Vers un encadrement du droit de grève… après les JO
Le Sénat a adopté début avril en commission des mesures d’encadrement du droit de grève dans les transports. Le texte entend « protéger les Français » face à « des prises en otage excessives et répétées » des usagers sur des périodes chargées comme les vacances scolaires, selon son auteur, le sénateur des Hauts-de-Sein Hervé Marseille (Union centriste).
Le texte visait initialement à permettre au gouvernement de neutraliser 60 jours par an durant lesquels les « personnels des services publics de transports » seraient privés de leur droit de grève, avec une limite de 15 jours d’affilée par période d’interdiction. En commission, le rapporteur LR, Philippe Tabarot, a fait adopter plusieurs amendements, faisant passer ce quota de jours à 30 par an, et limitant leur utilisation à sept jours consécutifs.

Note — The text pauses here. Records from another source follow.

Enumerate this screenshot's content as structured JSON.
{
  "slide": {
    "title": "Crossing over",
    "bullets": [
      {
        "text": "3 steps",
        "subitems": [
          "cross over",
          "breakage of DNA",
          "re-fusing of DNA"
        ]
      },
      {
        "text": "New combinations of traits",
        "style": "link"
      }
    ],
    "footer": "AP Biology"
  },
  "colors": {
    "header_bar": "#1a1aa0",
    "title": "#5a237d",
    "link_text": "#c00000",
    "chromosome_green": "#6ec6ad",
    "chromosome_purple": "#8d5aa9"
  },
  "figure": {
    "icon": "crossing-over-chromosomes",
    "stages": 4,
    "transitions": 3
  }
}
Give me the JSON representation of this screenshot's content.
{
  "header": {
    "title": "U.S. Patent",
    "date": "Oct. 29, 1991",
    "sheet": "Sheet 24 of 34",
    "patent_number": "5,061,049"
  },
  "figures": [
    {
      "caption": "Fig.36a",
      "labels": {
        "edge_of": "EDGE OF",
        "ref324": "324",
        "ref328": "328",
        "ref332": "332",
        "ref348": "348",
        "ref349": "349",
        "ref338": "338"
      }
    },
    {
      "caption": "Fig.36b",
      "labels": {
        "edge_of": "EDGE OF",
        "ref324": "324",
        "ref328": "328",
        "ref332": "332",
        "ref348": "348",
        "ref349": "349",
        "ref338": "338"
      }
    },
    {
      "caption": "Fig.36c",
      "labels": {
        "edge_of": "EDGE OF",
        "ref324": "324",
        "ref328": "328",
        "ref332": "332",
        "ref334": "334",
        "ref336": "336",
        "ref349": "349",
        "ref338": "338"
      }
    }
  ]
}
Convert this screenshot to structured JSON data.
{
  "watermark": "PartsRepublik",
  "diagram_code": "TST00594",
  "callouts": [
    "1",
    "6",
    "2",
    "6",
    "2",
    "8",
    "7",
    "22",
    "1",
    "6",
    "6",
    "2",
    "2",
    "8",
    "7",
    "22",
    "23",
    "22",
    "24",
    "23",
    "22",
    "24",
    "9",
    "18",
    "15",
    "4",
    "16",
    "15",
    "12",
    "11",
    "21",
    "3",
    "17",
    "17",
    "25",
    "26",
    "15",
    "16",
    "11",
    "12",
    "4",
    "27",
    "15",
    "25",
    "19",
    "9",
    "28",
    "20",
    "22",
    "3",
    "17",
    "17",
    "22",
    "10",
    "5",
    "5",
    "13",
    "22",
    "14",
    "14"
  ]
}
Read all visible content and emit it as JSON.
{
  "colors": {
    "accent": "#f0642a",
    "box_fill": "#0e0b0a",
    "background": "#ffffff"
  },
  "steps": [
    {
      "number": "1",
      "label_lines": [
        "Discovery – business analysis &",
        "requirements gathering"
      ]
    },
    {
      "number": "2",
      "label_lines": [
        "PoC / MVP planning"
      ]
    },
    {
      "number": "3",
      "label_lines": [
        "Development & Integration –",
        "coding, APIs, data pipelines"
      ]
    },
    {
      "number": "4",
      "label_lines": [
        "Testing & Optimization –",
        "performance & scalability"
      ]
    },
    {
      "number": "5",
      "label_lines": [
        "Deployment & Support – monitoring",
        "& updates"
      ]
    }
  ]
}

Par ailleurs, l’interdiction ne serait restreinte qu’aux heures de pointe et aux « seuls personnels dont le concours est indispensable pour assurer le bon fonctionnement du service de transport ». Ces jours sanctuarisés ne concerneraient que quatre types de période: vacances scolaires, jours fériés, élections et référendums ainsi que lors des « événements d’importance majeure sur le territoire français ».
« Nous sommes très attachés à ce droit fondamental qu’est le droit de grève, mais force est de constater qu’il est aujourd’hui détourné, utilisé de manière abusive et est devenu un préalable à la négociation au lieu de n’être qu’un ultime recours », a indiqué Philippe Tabarot.
Une proposition de loi qui rencontre l’opposition du gouvernement, a indiqué le ministre délégué auprès du ministre de la Transition écologique et de la Cohésion des territoires, chargé des Transports, Patrice Vergriete. « Il y a un problème de constitutionnalité » souligne-t-il. « Choisir des jours, oui, mais lesquels ? » s’est-il aussi interrogé. « Privilégier les vacances », a-t-il suggéré, « mais tout le monde dans notre pays malheureusement ne prend pas de vacances, et alors ça voudrait dire négliger la mobilité du quotidien ».
Un dispositif a également été ajouté pour faire appliquer ces mesures à la période des Jeux olympiques de Paris, mais Philippe Tabarot reconnaît qu’il a « peu d’espoir » que ce texte puisse aboutir au Parlement avant l’événement.
Le débat sur le droit de grève dans les transports avait connu un certain écho en février lorsque le Premier ministre, Gabriel Attal, avait déploré une « forme d’habitude » à la grève pendant les vacances scolaires et affirmé que si « la grève est un droit », « travailler est un devoir ».